Dr Adrian Najer, Sir Henry Wellcome Postdoctoral Fellow, Materials 

“I started a long-term project aiming to provide an alternative nanotherapy-mediated vaccination strategy for malaria.” 

After finishing my studies in nanosciences,  I decided to take on the challenge of a cross-field PhD at the University of Basel and the Swiss Tropical and Public Health Institute, Switzerland. Ever since, my research focus has been to use nanotechnology for the diagnosis and treatment of infectious diseases, mainly malaria.  

Malaria is a devastating infectious disease that is transmitted by mosquitoes. It is responsible for the death of about half a million children every year. The current COVID-19 pandemic, among other factors, has led to a stagnation of the anti-malarial fight, which highlights the urgent need for innovations distinctively different to our current solutions. 

I started a long-term project aiming to provide an alternative nanotherapy-mediated vaccination strategy for malaria. We have just published a big study on this, which includes collaborations with several research groups at Imperial and the École Polytechnique Fédérale de Lausanne in Switzerland. The study demonstrates the engineering of nanoparticles that prevent malaria parasites from invading human cells. We also found activity of these nanoparticles against other pathogens, viruses, including SARS-CoV-2. 

At Imperial, I have had the privilege of being part of two fantastic and super-friendly research groups, the world-leading biomaterials group of Professor Molly Stevens and the cutting-edge malaria lab of Professor Jake Baum. This has allowed me to contribute to and create various collaborative projects, building bridges between engineering and malaria research, including with partners in malaria-affected areas. I also hugely enjoy working with and guiding master’s and PhD students. Receiving the President’s Award for Excellence in Education: Outstanding Assistant Supervisor 2020 was a great honour and recognition of my efforts. 

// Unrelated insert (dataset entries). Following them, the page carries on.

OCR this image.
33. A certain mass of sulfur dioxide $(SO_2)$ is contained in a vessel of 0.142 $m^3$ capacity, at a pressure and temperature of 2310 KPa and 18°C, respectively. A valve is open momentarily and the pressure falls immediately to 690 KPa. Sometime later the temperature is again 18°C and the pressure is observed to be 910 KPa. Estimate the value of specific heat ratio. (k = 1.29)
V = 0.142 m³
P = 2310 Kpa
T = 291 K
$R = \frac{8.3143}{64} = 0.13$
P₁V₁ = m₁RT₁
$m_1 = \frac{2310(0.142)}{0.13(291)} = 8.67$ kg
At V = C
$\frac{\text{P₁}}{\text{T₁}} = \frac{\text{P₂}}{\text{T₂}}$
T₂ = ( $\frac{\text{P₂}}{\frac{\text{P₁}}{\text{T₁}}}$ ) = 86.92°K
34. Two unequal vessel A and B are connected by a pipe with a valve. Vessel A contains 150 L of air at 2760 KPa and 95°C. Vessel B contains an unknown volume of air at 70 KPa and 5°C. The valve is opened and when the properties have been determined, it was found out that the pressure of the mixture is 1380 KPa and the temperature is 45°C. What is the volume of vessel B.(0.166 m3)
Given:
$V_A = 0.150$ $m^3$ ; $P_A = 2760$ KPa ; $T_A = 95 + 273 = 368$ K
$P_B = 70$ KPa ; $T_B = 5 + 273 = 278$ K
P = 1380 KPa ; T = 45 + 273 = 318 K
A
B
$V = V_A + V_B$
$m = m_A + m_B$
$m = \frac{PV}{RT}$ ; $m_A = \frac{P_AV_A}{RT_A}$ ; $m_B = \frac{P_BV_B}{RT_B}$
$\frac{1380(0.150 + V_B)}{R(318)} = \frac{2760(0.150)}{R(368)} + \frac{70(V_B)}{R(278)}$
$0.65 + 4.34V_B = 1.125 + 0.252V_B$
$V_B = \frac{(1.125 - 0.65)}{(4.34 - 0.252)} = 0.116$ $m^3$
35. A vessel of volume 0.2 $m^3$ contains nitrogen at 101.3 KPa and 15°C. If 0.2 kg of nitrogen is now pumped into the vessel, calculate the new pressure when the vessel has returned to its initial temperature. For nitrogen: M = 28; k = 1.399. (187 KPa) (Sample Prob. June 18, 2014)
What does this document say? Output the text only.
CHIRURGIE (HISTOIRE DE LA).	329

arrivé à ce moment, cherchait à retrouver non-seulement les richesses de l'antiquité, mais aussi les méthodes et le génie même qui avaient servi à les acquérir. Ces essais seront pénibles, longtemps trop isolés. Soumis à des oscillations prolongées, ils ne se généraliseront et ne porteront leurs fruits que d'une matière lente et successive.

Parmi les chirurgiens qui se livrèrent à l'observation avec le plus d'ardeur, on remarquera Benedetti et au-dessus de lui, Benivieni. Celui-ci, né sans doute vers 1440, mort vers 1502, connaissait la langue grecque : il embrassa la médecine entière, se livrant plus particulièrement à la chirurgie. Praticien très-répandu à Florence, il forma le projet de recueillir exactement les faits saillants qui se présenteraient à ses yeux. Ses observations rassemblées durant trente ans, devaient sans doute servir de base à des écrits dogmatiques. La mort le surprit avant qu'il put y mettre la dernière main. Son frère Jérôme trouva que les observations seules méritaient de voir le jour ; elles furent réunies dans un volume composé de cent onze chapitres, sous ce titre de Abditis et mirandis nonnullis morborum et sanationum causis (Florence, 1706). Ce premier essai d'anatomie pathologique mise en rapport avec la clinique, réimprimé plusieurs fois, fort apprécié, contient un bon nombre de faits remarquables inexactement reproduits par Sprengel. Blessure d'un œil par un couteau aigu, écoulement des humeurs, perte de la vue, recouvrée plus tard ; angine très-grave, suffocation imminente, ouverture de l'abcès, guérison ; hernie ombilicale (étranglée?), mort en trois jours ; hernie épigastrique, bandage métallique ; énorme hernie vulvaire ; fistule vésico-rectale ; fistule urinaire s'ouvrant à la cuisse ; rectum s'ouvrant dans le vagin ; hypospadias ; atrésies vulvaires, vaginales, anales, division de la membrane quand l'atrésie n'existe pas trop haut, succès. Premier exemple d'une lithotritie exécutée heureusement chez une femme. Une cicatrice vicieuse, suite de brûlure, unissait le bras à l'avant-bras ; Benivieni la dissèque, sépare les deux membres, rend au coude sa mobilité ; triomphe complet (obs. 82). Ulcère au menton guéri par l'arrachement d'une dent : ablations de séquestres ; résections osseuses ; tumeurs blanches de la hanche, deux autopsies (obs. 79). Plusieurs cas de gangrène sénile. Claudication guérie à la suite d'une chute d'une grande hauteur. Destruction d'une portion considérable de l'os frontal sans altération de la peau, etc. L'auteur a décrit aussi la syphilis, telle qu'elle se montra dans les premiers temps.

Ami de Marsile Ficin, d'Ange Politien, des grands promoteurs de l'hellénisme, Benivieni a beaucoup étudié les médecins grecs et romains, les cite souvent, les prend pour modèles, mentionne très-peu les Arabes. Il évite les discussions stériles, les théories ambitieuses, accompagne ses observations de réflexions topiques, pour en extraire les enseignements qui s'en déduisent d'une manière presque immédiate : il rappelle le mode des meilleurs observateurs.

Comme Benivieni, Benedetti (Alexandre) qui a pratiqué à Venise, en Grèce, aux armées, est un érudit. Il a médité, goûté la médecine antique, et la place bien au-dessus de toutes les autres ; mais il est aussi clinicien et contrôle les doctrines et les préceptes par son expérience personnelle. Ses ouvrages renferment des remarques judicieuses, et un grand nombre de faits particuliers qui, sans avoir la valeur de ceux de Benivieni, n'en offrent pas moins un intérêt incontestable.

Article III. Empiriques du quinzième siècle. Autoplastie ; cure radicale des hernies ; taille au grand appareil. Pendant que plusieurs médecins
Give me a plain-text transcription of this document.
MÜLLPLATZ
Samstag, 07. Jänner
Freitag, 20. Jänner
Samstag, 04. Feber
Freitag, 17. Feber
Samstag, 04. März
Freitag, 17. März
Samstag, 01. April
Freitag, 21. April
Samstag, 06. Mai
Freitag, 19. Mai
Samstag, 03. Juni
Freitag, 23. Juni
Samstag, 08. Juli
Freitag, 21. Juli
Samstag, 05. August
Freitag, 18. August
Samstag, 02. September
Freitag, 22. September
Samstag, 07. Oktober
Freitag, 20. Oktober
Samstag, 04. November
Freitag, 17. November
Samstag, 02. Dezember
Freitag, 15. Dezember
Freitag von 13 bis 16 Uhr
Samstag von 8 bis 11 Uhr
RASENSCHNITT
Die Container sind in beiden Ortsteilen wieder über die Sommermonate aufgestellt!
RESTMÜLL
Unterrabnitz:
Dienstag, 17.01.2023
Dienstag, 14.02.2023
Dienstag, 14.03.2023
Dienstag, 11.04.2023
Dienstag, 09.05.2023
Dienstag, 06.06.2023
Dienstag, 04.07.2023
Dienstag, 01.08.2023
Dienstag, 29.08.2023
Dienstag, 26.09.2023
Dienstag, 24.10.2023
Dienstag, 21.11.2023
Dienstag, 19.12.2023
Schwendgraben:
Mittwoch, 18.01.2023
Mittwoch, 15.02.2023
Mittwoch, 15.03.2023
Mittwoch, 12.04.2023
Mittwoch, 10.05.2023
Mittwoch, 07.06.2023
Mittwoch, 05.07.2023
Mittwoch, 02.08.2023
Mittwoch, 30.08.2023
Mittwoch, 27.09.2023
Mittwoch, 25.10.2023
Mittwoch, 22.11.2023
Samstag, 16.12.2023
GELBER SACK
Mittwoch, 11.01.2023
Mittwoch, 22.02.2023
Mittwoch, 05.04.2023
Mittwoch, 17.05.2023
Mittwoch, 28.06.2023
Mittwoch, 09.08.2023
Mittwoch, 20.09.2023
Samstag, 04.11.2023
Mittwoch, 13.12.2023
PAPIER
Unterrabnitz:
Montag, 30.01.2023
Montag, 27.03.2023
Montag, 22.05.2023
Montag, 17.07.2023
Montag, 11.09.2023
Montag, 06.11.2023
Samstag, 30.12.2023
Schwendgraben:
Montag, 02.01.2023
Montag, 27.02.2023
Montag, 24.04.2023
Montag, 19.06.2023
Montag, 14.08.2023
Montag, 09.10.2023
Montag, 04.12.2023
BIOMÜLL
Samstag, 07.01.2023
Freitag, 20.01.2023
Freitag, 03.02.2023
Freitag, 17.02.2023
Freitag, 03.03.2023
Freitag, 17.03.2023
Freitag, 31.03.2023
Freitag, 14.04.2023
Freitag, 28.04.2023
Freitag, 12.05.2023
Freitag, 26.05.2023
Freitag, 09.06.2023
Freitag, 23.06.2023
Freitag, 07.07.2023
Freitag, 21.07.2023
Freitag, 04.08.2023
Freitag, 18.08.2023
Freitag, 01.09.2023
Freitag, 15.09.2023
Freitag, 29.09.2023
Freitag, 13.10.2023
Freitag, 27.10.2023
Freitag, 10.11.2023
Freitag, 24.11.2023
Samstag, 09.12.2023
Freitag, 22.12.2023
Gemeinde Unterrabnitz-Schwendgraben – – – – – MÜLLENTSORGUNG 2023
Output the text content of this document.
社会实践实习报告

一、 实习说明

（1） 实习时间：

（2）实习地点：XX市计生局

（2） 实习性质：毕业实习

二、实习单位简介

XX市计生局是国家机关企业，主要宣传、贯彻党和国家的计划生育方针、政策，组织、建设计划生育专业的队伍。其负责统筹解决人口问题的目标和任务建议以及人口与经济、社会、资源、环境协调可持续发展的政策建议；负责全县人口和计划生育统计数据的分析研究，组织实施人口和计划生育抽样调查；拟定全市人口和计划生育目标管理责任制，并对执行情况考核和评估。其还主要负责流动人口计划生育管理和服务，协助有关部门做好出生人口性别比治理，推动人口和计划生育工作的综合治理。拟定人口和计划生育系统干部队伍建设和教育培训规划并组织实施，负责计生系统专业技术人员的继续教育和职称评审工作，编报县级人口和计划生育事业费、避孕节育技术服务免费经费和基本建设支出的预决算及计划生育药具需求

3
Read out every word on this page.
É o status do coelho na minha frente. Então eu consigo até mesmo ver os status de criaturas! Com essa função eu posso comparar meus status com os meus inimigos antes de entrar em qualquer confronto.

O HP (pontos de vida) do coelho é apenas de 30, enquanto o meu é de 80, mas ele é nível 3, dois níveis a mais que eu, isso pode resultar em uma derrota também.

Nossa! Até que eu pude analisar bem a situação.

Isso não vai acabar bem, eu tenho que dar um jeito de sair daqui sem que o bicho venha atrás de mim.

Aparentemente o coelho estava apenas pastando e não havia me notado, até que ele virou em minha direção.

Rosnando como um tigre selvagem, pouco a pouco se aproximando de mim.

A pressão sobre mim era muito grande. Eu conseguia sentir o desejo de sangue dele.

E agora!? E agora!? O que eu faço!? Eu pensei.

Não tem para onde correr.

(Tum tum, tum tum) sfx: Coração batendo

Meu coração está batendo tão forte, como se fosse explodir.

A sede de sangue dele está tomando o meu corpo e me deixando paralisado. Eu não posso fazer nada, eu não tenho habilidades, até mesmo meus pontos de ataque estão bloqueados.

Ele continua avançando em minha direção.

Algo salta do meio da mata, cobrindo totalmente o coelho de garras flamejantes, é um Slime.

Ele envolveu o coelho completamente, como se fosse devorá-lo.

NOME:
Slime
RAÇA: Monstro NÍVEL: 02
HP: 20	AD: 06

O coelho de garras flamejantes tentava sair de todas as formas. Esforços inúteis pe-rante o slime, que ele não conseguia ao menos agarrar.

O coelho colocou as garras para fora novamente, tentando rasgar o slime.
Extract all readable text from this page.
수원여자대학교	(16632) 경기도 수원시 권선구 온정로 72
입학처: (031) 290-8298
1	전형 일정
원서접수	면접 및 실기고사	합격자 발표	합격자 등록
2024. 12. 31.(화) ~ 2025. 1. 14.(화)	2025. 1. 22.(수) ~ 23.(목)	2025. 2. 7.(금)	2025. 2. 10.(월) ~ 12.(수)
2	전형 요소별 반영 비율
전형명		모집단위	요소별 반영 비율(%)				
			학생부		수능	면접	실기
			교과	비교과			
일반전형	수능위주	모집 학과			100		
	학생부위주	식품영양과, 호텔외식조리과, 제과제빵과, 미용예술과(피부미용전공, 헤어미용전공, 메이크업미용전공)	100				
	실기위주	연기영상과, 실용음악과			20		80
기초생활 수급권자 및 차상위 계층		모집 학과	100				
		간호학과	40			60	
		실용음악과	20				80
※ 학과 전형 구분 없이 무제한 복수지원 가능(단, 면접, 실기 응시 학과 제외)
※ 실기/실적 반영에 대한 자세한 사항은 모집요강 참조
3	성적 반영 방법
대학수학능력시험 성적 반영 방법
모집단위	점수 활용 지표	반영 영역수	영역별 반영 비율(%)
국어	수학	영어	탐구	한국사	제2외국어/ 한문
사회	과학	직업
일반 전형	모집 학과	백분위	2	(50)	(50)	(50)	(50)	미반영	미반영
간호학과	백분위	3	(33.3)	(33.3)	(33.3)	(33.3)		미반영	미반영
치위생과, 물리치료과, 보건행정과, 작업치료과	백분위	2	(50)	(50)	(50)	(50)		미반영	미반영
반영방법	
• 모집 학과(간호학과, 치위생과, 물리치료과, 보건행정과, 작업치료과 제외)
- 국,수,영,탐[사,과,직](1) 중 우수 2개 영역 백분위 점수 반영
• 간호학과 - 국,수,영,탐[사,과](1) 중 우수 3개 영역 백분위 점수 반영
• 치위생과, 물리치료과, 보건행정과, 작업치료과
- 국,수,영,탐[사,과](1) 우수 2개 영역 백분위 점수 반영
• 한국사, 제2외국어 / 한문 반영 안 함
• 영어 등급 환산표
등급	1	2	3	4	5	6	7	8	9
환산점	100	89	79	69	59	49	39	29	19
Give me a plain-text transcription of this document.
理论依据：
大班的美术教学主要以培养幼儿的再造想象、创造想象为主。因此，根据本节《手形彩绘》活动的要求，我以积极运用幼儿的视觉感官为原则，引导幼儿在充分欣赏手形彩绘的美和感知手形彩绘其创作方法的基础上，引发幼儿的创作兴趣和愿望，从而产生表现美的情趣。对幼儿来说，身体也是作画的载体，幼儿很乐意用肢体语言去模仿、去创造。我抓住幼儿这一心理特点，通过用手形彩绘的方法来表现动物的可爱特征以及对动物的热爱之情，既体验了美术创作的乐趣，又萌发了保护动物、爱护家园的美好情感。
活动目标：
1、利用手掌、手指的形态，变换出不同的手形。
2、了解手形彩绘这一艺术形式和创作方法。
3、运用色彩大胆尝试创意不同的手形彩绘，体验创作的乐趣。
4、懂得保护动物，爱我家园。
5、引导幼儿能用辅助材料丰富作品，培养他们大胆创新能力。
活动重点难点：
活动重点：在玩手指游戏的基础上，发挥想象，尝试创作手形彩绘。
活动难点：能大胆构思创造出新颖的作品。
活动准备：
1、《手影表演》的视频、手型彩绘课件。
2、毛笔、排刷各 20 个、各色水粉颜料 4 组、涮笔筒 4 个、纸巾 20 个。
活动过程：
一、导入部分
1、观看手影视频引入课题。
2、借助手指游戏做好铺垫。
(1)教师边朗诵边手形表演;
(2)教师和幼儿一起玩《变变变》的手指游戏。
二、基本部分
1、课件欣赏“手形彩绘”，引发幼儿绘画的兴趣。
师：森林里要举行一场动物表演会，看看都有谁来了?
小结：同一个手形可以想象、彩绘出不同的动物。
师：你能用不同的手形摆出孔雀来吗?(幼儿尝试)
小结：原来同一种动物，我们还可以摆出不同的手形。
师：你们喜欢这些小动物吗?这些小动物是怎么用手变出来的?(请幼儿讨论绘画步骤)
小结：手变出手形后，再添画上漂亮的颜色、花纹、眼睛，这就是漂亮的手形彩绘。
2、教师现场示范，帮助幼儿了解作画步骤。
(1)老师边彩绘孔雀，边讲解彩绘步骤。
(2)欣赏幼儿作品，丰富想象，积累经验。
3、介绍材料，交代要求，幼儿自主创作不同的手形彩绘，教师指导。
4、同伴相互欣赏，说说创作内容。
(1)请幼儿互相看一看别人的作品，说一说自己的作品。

My past five years at Imperial were funded by a SNSF Early Postdoc Mobility Grant and a Sir Henry Wellcome Postdoctoral Fellowship from the Wellcome Trust. I am now highly motivated to start my own independent research group that aims to creatively engineer the host-pathogen interface for various types of applications, so I am currently applying for lecturer positions across Europe. 

During my small amount of free time, I enjoy cooking, paired with the occasional drink, listening and playing music, visiting gardens, and travelling.